May 31, 2011

On The Zafra Years (also: journals)

Any young, aspiring Filipino pop writer worth their salt these days has had the Jessica Zafra phase. At least a couple of my friends have all dreamed of becoming her, some even long before they knew she existed. *cough* I'll never forget my Tita's immortal hallmark of a good writer: that she can make even the act of watching ice melt interesting to read about. ("Defrosting", Twisted 7)

More importantly, before the dawn of Rifftrax and the Nostalgia Critic her Twisted book series was my bible on the fine art of injecting film analysis with funny. Personal highlights include:
  • Twisted 5 with the Voltes V-inspired cover and the pieces on The Ninth Gate and Mystery Men, which for some reason I remember most vividly.
  • Twisted 7, which in its time shockingly put forth the theory that Terminator 3 was a good movie. I also fondly remember giggling way too long at the title of the book's Cold Mountain review.
  • Twisted 8, the most recent book I'd gotten to date. (Yes, I know 9 is already out.) Mostly I remember it for giving me yet another reason to just go out and effing buy Atonement already, and for now making me permanently associate Blood Diamond with both Congo and Lord Of The Rings.
In case it had not already become apparent, I had developed then a mild case of Zafra hero worship I decided to wean myself off of (mostly for my own sanity, but also because I still wasn't much of a movie/tennis/tech person).

Of course I still follow her official blog, from time to time remaining indebted to its presence for such things as celebrity correspondence and everything I ever needed to know about Joey Gosiengfiao's Temptation Island.



An extremely bad idea: watching this video right after reading the Wikipedia article on Cannibal Holocaust.


Lately I'd been scouring the blog for its previous entries on the subject of notebooks and other things we use for writing.

This year I have known the thrilling experience of shopping around for my sister's daily planner, and in a way it had caused me to become more contemplative about all the blank notebooks I'd lovingly amassed and scribbled in over the years. (Unlike Sis I am not much of a "planner" person.)

Ever since the minor Moleskine explosion that seems to have erupted domestically overnight, I never really understood the elitist preference for such absurdly pricey journals and other related instruments. (Inkwells? People really still use those?) However at the risk of sounding like a blatant shill, I developed a better understanding of such lofty preferences after finding Gwen Diehn's The Decorated Page on sale at National Bookstore.

I won't go too in-depth about how much I love this book (perhaps I'll save that for another blog entry), but I do highly appreciate its introductory chapters which discussed technical things like archival quality (a.k.a. why "acid-free paper" is a big deal) and the merits of neutral versus determined materials when journalling.
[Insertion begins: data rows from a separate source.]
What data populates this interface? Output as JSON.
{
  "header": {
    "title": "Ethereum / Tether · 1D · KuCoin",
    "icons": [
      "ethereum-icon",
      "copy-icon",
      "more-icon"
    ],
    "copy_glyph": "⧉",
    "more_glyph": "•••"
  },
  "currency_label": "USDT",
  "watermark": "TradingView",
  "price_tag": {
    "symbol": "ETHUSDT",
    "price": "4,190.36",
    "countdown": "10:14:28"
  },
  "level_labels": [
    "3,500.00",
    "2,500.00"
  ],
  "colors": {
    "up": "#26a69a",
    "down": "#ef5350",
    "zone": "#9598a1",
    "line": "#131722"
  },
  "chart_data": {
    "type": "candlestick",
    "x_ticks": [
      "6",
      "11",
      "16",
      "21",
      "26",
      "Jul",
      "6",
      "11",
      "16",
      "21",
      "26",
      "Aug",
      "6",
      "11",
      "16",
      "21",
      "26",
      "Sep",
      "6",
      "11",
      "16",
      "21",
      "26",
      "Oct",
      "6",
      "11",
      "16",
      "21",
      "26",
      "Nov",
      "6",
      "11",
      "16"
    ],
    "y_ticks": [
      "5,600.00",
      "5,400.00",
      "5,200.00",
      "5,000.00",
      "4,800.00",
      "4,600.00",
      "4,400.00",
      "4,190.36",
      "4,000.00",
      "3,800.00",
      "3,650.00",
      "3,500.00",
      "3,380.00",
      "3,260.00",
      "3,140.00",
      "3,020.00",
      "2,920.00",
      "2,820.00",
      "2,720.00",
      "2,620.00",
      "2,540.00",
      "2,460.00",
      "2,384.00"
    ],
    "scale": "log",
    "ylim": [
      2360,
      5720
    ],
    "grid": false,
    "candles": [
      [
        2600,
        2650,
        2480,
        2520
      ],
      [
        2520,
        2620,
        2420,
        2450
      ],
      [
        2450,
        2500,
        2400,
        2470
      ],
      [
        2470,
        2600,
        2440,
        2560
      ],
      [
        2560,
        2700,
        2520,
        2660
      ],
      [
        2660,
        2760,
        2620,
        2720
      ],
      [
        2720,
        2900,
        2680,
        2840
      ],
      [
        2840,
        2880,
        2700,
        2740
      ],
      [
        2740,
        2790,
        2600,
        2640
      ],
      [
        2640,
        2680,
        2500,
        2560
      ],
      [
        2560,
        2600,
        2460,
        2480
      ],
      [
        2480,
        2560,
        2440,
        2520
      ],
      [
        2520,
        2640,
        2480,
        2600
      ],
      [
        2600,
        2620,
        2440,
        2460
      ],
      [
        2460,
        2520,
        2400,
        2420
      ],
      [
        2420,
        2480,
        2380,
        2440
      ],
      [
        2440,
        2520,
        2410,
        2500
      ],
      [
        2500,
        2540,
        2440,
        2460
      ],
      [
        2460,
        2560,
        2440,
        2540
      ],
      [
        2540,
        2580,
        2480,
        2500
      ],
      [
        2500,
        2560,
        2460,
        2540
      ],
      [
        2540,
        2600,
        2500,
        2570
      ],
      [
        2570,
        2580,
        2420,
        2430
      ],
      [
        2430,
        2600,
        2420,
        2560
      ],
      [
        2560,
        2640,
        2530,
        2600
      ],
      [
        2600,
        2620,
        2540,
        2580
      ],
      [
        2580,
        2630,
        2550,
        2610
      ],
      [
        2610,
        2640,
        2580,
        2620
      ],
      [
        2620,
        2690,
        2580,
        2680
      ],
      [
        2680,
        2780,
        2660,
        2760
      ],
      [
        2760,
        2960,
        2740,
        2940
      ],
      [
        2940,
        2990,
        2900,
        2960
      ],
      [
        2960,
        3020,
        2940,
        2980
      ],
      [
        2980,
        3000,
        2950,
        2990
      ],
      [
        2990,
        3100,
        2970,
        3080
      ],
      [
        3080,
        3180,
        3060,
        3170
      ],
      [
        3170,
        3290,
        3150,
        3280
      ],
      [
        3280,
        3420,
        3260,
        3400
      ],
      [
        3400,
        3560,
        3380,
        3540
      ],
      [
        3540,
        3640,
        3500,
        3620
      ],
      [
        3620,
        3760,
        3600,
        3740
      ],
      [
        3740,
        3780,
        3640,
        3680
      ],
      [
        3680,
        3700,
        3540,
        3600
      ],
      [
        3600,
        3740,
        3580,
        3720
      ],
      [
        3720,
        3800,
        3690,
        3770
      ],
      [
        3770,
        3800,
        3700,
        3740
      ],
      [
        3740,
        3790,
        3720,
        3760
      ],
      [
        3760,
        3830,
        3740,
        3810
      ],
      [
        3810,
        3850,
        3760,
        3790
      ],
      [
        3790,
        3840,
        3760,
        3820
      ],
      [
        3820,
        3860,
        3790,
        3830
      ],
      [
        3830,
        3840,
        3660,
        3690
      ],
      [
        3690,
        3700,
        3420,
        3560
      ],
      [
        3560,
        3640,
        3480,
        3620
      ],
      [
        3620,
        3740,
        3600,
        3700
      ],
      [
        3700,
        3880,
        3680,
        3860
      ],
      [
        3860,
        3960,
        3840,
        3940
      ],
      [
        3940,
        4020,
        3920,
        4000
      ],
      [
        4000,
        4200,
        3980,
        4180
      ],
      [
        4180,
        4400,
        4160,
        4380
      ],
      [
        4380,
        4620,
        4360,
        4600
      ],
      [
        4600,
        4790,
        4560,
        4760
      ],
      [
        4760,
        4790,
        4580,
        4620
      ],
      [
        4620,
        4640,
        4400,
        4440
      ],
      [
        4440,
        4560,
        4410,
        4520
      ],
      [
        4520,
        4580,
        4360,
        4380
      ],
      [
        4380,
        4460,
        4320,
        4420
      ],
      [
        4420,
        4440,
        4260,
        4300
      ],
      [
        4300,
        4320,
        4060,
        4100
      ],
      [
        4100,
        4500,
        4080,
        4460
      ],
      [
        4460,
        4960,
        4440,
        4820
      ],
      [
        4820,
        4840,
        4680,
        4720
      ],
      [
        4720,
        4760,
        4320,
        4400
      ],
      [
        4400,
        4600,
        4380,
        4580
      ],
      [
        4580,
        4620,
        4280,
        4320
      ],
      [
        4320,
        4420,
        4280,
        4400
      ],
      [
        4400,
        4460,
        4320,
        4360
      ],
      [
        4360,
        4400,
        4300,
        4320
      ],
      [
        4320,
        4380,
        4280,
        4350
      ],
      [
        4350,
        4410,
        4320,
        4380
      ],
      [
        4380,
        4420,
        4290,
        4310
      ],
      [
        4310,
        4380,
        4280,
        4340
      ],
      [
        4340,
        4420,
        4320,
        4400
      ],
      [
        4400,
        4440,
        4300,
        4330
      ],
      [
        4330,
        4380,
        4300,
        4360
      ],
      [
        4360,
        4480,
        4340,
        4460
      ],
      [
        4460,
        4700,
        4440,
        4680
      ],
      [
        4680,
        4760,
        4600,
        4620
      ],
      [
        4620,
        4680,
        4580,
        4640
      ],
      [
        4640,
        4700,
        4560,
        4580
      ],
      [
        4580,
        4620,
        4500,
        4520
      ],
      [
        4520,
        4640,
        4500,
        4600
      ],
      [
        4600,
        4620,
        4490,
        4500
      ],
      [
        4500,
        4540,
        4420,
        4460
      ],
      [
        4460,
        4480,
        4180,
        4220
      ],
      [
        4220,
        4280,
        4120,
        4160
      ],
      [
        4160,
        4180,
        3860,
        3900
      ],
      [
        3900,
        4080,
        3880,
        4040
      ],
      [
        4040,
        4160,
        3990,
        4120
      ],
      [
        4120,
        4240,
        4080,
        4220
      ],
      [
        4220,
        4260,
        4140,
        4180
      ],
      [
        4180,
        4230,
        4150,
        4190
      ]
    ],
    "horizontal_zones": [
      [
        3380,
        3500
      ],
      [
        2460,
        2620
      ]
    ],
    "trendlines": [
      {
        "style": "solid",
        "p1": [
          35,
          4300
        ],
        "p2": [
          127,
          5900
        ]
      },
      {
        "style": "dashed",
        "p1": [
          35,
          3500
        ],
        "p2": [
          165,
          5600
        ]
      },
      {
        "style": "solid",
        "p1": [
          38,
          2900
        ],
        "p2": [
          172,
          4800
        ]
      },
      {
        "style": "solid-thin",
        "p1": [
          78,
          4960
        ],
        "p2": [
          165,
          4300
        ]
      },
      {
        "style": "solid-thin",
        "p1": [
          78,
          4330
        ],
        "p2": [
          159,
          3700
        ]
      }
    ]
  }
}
I still can't quite make that transition to high-quality leatherette carnets though, not while I still have a small stockpile of blank books I need to burn through right here at home. Nevertheless, I've now become a more aware, more conscientious diarist (with a disturbingly more pronounced selectiveness when it comes to ballpoint pens).

axilog14 on the art of decorating pages

My current notebook (WHICH IS NOT YOURS). Costed me just P16.50 at American Boulevard a.k.a. Trying To Be Hot Topic.

gloves, by Hot Topic
The funniest part? I could just as easily make these myself.